• Finnish Presidential Elections

  • By Ruurik Holm | 02 Feb 12
  • Mr. Sauli Niinistö, of the centre-right National Coalition Party, and Mr. Pekka Haavisto of the Greens, qualified for the second round in the Finnish presidential elections.

    The first-round polling, which took place on 22 January, yielded 37.0 % for Mr. Niinistö and 18.8 % for Mr. Haavisto. The third place with 17.5 % went to the EU-critical candidate Mr. Paavo Väyrynen of the Centre Party. The second and decisive round between Pekka Haavisto and Sauli Niinistö will take place on 5 February.

    The Left Alliance candidate was the party chairperson Mr. Paavo Arhinmäki, who got 5.5 % of the votes. Many Left Alliance voters backed up Pekka Haavisto in order to increase Haavisto’s chances for entering the second round.
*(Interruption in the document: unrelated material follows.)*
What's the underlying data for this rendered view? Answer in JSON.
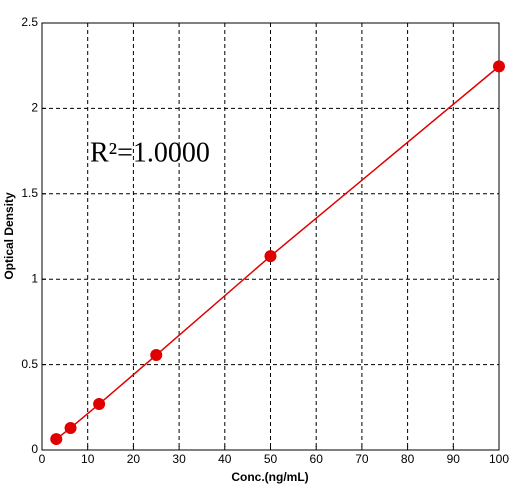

    The president of Finland has been a Social Democrat for the past 30 years, but now the Social Democratic candidate, Mr. Paavo Lipponen, took only 6.7 % of the votes, while his party still gathered 19.1 % in the 2011 general elections. The former prime minister has been widely considered as moving the Social Democratic Party towards neo-liberalism during his reign in the 90s. Some commentators have also held that Mr. Lipponen’s age of 70 years became clearly manifest in his television appearances.

    The leader of the True Finns, Mr. Timo Soini, got 9.5 %, which is significantly less than the 19 % support his party got in the 2011 general elections. Probably Mr. Soini did not genuinely even want to become the president but preferred to remain as the leader of his party.

    Pekka Haavisto’s success is the most interesting feature of these elections. With his gentlemanlike behaviour and tranquillity, Haavisto is able to attract voters widely across the party political boundaries, even from the True Finns, although he is living in a relationship with an Ecuadorian man, promotes pro-EU policy and is in favour of strong internationalism.

    Since the foreign policy privileges and legislation power of the president have gradually been reduced, symbolic issues and personal characteristics may decide the final outcome, but it will be interesting to see whether there will be big political issues such as climate policy that could play a key role in distinguishing between the two candidates.